Ouverture per i Bastardi di Pizzofalcone di Maurizio De GiovanniA poco più di un mese dall’apparizione di Sara al tramonto ecco che, con Ouverture per i Bastardi di Pizzofalcone, Einaudi ha preparato una interessante e conveniente “strenna estiva” per tutti i fan di Maurizio De Giovanni.

Impegnato infatti su tre fronti letterari, il bravo giallista napoletano potrebbe impiegare un po’ più del solito per regalarci una nuova indagine di quella che è a tutti gli effetti la squadra investigativa più famosa e amata d’Italia.

Ecco quindi che la casa editrice fondata a Torino ha pensato bene di radunare nella sua collana Super ET, con copertina flessibile, i primi tre romanzi che hanno dato il via a questa nota serie, consacrata anche da una trasposizione cinematografica. Scopriamo un po’ più da vicino i tre titoli che compongono Ouverture per i Bastardi di Pizzofalcone.
Occorre tornare al 2012 per individuare l’opera che darà il via al tutto, e si tratta di una storia di sconfitta e rivalsa, tratto di fondo che unisce gran parte dei componenti della squadra, diamo uno sguardo alle trame dei romanzi contenuti in Ouverture per i Bastardi di Pizzofalcone.

Ne Il metodo del coccodrillo, pubblicato al tempo da Mondadori, facevamo la conoscenza con l’ispettore Lojacono, trasferito a Napoli dalla Sicilia con l’infamante sospetto, creato da un collaboratore di giustizia, di aver passato informazioni alla mafia.
L’evento l’ha privato di tutto: non solo della carriera che stava costruendosi nella squadra mobile d’Agrigento, ma anche dell’amore della moglie e della figlia. Ma il sostituto procuratore che si occupa delle indagini su un killer, il Coccodrillo, si accorge del potenziale di Lojacono e ne mette alla prova la capacità di osservazione, portandolo a un serrato confronto con il freddo assassino che sta uccidendo alcuni giovani napoletani.

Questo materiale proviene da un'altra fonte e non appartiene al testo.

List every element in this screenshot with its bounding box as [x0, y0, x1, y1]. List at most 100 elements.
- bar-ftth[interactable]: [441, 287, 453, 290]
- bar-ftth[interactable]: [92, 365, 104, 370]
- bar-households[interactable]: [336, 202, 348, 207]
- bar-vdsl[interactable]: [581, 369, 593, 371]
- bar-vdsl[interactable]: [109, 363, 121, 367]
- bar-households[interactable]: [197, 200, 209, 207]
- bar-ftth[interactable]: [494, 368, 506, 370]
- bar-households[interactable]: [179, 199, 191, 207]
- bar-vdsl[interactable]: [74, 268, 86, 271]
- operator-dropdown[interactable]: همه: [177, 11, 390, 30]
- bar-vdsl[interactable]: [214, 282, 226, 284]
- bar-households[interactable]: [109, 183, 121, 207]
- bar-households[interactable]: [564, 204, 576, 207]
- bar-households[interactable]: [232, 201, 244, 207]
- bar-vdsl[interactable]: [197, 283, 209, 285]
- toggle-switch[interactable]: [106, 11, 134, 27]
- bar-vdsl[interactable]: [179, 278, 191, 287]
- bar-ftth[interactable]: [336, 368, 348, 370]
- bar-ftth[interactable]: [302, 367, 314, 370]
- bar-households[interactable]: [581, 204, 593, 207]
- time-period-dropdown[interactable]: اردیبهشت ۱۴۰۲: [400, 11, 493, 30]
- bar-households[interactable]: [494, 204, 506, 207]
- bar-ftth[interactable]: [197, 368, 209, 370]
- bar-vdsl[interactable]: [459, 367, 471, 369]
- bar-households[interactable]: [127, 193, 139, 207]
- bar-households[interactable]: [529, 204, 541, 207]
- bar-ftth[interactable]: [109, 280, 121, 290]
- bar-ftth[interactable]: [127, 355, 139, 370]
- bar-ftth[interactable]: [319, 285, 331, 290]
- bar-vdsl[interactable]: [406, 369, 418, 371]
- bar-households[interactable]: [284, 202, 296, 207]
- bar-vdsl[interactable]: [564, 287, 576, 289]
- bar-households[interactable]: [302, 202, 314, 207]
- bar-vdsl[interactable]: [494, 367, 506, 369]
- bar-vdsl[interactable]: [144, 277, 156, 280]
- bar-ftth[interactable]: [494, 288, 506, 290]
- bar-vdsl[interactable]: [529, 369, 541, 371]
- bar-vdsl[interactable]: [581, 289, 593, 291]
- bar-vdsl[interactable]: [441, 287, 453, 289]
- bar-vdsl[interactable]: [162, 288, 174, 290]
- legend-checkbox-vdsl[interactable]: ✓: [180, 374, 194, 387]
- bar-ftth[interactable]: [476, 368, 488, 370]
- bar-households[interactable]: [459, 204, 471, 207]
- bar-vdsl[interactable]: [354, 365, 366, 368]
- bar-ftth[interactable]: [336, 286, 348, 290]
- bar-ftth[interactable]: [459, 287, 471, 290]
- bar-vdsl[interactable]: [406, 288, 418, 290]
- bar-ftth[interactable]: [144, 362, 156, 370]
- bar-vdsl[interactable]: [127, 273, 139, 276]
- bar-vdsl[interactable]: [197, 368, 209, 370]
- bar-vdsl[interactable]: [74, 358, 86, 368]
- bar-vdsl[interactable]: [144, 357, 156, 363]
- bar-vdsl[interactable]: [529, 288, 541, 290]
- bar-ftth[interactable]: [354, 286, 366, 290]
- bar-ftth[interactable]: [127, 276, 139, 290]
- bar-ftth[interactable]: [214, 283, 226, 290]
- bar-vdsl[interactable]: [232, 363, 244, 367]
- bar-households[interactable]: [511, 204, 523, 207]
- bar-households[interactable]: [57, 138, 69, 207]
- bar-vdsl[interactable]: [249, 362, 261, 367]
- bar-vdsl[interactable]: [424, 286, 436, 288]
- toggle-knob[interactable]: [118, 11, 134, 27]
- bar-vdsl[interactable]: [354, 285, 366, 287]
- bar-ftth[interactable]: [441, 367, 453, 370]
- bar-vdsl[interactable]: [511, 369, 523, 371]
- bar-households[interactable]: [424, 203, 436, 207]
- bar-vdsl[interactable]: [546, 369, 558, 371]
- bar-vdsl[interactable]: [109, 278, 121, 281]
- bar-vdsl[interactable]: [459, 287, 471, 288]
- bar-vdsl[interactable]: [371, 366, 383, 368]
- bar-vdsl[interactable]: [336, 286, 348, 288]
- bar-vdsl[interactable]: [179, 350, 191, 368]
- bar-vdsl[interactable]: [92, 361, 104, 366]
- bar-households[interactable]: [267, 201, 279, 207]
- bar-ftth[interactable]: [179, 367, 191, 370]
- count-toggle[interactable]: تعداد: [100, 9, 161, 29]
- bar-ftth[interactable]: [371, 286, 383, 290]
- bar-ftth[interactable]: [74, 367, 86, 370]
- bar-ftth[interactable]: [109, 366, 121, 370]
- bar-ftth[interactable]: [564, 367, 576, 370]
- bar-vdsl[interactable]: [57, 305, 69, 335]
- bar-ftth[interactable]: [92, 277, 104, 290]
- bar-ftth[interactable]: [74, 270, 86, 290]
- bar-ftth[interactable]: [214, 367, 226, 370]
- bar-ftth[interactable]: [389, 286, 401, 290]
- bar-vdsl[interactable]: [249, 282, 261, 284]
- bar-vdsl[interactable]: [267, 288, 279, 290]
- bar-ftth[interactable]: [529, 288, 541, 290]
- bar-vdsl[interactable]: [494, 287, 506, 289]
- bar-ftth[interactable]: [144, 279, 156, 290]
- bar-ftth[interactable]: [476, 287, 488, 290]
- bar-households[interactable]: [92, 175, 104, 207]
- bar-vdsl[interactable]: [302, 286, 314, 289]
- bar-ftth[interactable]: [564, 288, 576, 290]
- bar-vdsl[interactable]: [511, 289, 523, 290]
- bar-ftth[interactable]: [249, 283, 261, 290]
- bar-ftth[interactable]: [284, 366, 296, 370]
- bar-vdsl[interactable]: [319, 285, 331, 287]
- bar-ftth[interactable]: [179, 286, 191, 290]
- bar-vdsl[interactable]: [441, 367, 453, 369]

Passiamo quindi al 2013, con il romanzo di De Giovanni che ha a tutti gli effetti dato definizione e carattere all’intera serie, I bastardi di Pizzofalcone. Lojacono arriva infatti al commissariato di Pizzofalcone nel momento peggiore in assoluto: la squadra è stata praticamente dissolta, con i quattro agenti di spicco tutti implicati in traffico di droga e quindi sostituiti da alcuni “scarti” di altri uffici.
A guidarli troviamo il commissario Palma, con ogni probabilità l’uomo più tranquillo e giovale del gruppo, mentre a completare la squadra troviamo agenti trasferiti per via dei loro modi eccessivamente violenti, raccomandati e persone con gravi problemi in famiglia.
Sono tutti accomunati dal sentirsi intrappolati, in angolo, e dal cercare una possibilità di riscatto. L’occasione giusta arriverà con l’omicidio della benestante Cecilia Festa, una indagine che mostrerà tutto il valore dei “bastardi”.

Rimaniamo nel 2013, anno campale per questa squadra napoletana, con Buio per i bastardi di Pizzofalcone, romanzo che approfondisce i vari caratteri, salda i rapporti all’interno del gruppo e agisce come una sorta di ponte verso i prossimi titoli. Molte delle trame e sotto trame proposte non saranno infatti completamente risolte, spingendo il lettore verso i futuri volumi della serie.
Due le vicende principali: da un lato c’è il misterioso rapimento di un bambino di dieci anni, sottratto da una donna durante una gita scolastica in un museo.
A ciò si aggiunge un problematico furto di documenti nella cassaforte di un appartamento: denaro e gioielli sono stati ignorati e il fatto rende molto sospettosi gli agenti.
Terzo polo del romanzo è la convinzione, da parte del sostituto commissario Pisanelli, che a Napoli agisca da anni un serial killer che camuffa le sue atroci imprese come suicidi.
Come se non bastassero già queste tre linee narrative, si aggiungono tuti i problemi personali dei vari componenti della squadra, nascenti relazioni amorose comprese.

Ouverture per i Bastardi di Pizzofalcone è il volume ideale per fare conoscenza con una delle serie più avvincenti, originali e meglio riuscite del panorama nazionale degli ultimi anni, così come è l’occasione, per chi ha conosciuto questa squadra solo ultimamente, di recuperarne gli esordi.